Considérant en droit:

1.                     Déposé dans le délai de 20 jours prescrit par l'art. 31 al. 1 de la loi sur la juridiction et la procédure administratives du 18 décembre 1989 (LJPA), le recours est intervenu en temps utile. Il remplit en outre les conditions de forme prévues aux alinéas 2 et 3 de cette disposition de sorte qu'il y a lieu d'entrer en matière.

2.                     a) La souveraineté cantonale sur les routes est réservée dans les limites du droit fédéral (voir art. 3 de la loi fédérale sur la circulation routière du 19 décembre 1958, ci-après: LCR). Le droit fédéral comprend des règles en matière d'affichage le long des routes; l'art. 6 LCR interdit les réclames et autres annonces qui pourraient créer une confusion avec les signaux et les marques ou compromettre d'une autre manière la sécurité de la circulation, par exemple en détournant l'attention des usagers de la route, sur les routes ouvertes aux véhicules automobiles ou aux cycles, ainsi qu'à leurs abords. L'art. 96 de l'ordonnance sur la signalisation routière du 5 septembre 1979 (ci-après: OSR) comporte une liste non exhaustive des cas visés par l'interdiction des réclames routières (al. 1); cette disposition fixe aussi les principes à respecter pour admettre la pose de réclames routières, en précisant qu'elles ne doivent pas avoir de dimensions excessives ni attirer exagérément le regard et en fixant notamment la surface minimale des procédés sur support indépendant (al. 5).
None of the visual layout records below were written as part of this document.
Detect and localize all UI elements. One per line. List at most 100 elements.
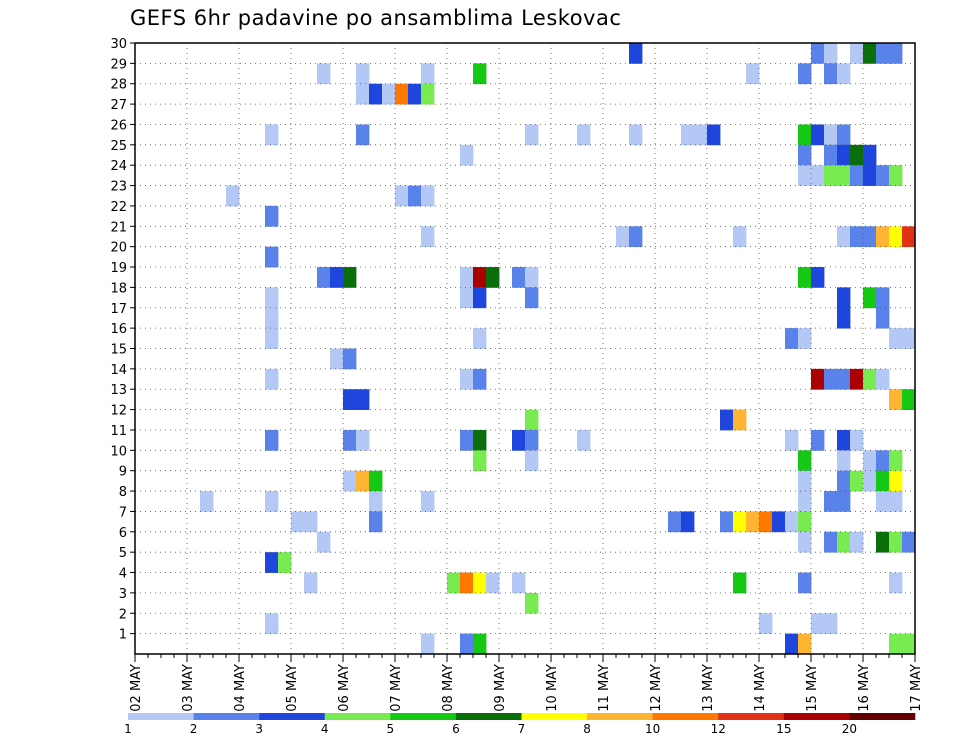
y-tick-label: 21 xyxy=(110,220,127,235)
colorbar-label: 5 xyxy=(387,722,395,736)
heatmap-cell xyxy=(863,470,877,492)
heatmap-cell xyxy=(824,124,838,146)
heatmap-cell xyxy=(785,633,799,655)
x-tick-label: 05 MAY xyxy=(285,664,300,712)
heatmap-cell xyxy=(265,429,279,451)
heatmap-cell xyxy=(837,124,851,146)
heatmap-cell xyxy=(369,491,383,512)
y-tick-label: 1 xyxy=(119,628,127,643)
heatmap-cell xyxy=(902,633,916,655)
heatmap-cell xyxy=(473,633,487,655)
heatmap-cell xyxy=(889,491,903,512)
heatmap-cell xyxy=(382,83,396,105)
heatmap-cell xyxy=(863,287,877,309)
x-tick-label: 02 MAY xyxy=(129,664,144,712)
heatmap-cell xyxy=(798,165,812,186)
y-tick-label: 7 xyxy=(119,505,127,520)
heatmap-cell xyxy=(837,491,851,512)
heatmap-cell xyxy=(460,144,474,166)
y-tick-label: 23 xyxy=(110,180,127,195)
heatmap-cell xyxy=(512,429,526,451)
heatmap-cell xyxy=(798,491,812,512)
heatmap-cell xyxy=(876,287,890,309)
heatmap-cell xyxy=(317,531,331,553)
y-tick-label: 18 xyxy=(110,281,127,296)
heatmap-cell xyxy=(733,226,747,248)
heatmap-cell xyxy=(460,633,474,655)
x-tick-label: 06 MAY xyxy=(337,664,352,712)
x-tick-label: 08 MAY xyxy=(441,664,456,712)
heatmap-cell xyxy=(421,491,435,512)
heatmap-cell xyxy=(356,389,370,410)
colorbar: 1 2 3 4 5 6 7 8 10 12 15 20 xyxy=(124,713,916,736)
heatmap-cell xyxy=(837,307,851,329)
heatmap-cell xyxy=(746,511,760,533)
heatmap-cell xyxy=(629,226,643,248)
heatmap-cell xyxy=(785,429,799,451)
colorbar-label: 6 xyxy=(452,722,460,736)
heatmap-cell xyxy=(850,531,864,553)
heatmap-cell xyxy=(798,328,812,349)
heatmap-cell xyxy=(798,572,812,594)
heatmap-cell xyxy=(824,43,838,64)
y-tick-label: 12 xyxy=(110,404,127,419)
x-tick-label: 14 MAY xyxy=(753,664,768,712)
colorbar-label: 8 xyxy=(583,722,591,736)
y-tick-label: 8 xyxy=(119,485,127,500)
heatmap-cell xyxy=(850,368,864,390)
heatmap-cell xyxy=(356,470,370,492)
heatmap-cell xyxy=(343,470,357,492)
y-tick-label: 24 xyxy=(110,159,127,174)
heatmap-cell xyxy=(837,226,851,248)
heatmap-cell xyxy=(265,328,279,349)
heatmap-cell xyxy=(837,165,851,186)
heatmap-cell xyxy=(512,572,526,594)
y-tick-label: 29 xyxy=(110,57,127,72)
colorbar-label: 20 xyxy=(842,722,857,736)
heatmap-cell xyxy=(837,531,851,553)
heatmap-cell xyxy=(473,572,487,594)
heatmap-cell xyxy=(850,43,864,64)
heatmap-cell xyxy=(200,491,214,512)
heatmap-cell xyxy=(889,531,903,553)
y-tick-label: 3 xyxy=(119,587,127,602)
heatmap-cell xyxy=(330,348,344,370)
heatmap-cell xyxy=(863,368,877,390)
colorbar-swatch xyxy=(783,713,850,720)
heatmap-cell xyxy=(473,287,487,309)
heatmap-cell xyxy=(473,267,487,288)
heatmap-cell xyxy=(265,287,279,309)
colorbar-swatch xyxy=(455,713,522,720)
x-tick-label: 12 MAY xyxy=(649,664,664,712)
heatmap-cell xyxy=(265,246,279,268)
heatmap-cell xyxy=(876,531,890,553)
heatmap-cell xyxy=(863,43,877,64)
heatmap-cell xyxy=(265,205,279,227)
x-tick-label: 15 MAY xyxy=(805,664,820,712)
colorbar-swatch xyxy=(652,713,719,720)
heatmap-cell xyxy=(369,83,383,105)
heatmap-cell xyxy=(811,368,825,390)
chart-title: GEFS 6hr padavine po ansamblima Leskovac xyxy=(130,6,622,30)
heatmap-cell xyxy=(889,633,903,655)
heatmap-cell xyxy=(694,124,708,146)
heatmap-cell xyxy=(863,144,877,166)
heatmap-cell xyxy=(486,572,500,594)
y-tick-label: 30 xyxy=(110,37,127,52)
heatmap-cell xyxy=(525,267,539,288)
heatmap-cell xyxy=(733,572,747,594)
heatmap-cell xyxy=(798,450,812,472)
heatmap-cell xyxy=(798,124,812,146)
heatmap-cell xyxy=(395,185,409,207)
heatmap-cell xyxy=(356,83,370,105)
heatmap-cell xyxy=(343,348,357,370)
heatmap-cell xyxy=(525,409,539,431)
heatmap-cell xyxy=(265,124,279,146)
heatmap-cell xyxy=(473,368,487,390)
heatmap-cell xyxy=(876,165,890,186)
colorbar-label: 3 xyxy=(255,722,263,736)
heatmap-cell xyxy=(447,572,461,594)
heatmap-cell xyxy=(226,185,240,207)
heatmap-cell xyxy=(902,389,916,410)
heatmap-cell xyxy=(824,531,838,553)
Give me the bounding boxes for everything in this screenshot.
Le droit fédéral pose ainsi une réglementation minimale sur les procédés de réclame qui pourraient nuire à la sécurité routière. Mais cette réglementation n'est pas exhaustive et les cantons peuvent la compléter pour les questions qui ont trait à l'aménagement du territoire, notamment la protection du paysage, de l'environnement construit et des sites historiques.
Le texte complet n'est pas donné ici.